Chronic neuropathic pain is a significant clinical challenge, and the mechanisms of neuropathic pain remain elusive. Previous studies have shown that spontaneous potential, which is triggered by Nav1.7 and Nav1.8 in the dorsal root ganglion (DRG), is crucial for the development of inflammatory and neuropathic pain. Functional coupling between the sympathetic nervous system and somatosensory nerves after a nerve injury has also been noted as an important factor in neuropathic pain.
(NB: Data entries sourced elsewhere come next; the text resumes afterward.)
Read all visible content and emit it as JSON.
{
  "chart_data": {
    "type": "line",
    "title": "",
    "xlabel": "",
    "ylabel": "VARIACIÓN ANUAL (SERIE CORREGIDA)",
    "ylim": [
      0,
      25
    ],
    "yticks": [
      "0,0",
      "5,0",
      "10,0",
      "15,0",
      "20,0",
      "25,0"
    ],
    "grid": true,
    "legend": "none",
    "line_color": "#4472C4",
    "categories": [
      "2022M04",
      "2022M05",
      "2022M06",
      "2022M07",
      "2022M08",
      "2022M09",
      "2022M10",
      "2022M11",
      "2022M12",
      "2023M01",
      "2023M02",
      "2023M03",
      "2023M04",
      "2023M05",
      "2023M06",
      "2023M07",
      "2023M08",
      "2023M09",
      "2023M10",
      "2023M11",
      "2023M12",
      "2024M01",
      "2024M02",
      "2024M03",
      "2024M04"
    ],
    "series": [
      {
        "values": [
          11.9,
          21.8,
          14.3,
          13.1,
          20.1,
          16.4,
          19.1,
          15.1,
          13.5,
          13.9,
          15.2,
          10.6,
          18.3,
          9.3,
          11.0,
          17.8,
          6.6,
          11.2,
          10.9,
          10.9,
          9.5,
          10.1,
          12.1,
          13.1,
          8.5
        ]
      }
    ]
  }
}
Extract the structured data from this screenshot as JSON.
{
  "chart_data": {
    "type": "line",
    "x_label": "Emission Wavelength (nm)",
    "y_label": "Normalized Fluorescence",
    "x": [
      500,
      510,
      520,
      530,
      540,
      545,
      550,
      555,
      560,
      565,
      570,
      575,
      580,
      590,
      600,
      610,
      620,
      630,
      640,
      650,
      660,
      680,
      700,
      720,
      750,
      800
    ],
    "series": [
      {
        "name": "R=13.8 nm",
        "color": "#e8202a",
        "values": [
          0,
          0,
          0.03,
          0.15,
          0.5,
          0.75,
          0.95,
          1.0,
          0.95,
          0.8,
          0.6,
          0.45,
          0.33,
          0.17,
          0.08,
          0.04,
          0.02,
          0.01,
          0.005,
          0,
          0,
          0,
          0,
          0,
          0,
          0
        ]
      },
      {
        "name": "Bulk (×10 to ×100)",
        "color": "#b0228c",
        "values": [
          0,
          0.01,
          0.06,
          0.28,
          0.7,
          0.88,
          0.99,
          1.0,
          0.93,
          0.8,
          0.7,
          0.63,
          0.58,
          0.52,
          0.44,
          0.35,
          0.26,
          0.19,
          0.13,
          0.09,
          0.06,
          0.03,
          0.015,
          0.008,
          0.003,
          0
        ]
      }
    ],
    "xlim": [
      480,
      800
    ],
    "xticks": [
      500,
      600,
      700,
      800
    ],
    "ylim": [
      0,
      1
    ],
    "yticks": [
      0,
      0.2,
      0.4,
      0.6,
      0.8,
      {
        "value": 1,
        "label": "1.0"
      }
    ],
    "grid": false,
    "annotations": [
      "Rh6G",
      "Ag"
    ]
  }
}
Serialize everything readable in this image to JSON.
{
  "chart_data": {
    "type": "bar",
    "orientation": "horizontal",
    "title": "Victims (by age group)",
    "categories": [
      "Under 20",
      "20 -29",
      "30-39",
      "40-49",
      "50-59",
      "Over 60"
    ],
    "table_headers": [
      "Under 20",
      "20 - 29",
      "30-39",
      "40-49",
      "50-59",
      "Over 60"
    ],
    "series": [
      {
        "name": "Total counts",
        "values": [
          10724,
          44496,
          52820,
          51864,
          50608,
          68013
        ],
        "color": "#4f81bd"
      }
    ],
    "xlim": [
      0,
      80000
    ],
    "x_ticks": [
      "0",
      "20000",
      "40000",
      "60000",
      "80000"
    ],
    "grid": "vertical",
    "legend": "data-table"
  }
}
However, the relationship of sympathetic sprouting with Nav1.7 and Nav1.8 remains unclear. Therefore, we dynamically examined the mechanical withdrawal threshold (MWT), changes in Nav1.7 and Nav1.8, and sympathetic sprouting after lidocaine treatment in the spared nerve injury (SNI) model of rats. After lidocaine treatment, the MWT obviously increased, showing that hypersensitivity was significantly relieved and the abnormal expression of Nav1.7 and Nav1.8 caused by SNI was also significantly reduced. In addition, lidocaine distinctly inhibited sympathetic nerve sprouting and basket formation around the Nav1.7 and Nav1.8 neurons in the DRG. These results indicate that lidocaine may alleviate neuropathic pain by inhibiting the expression of Nav1.7 and Nav1.8, and diminishing sympathetic sprouting in DRG.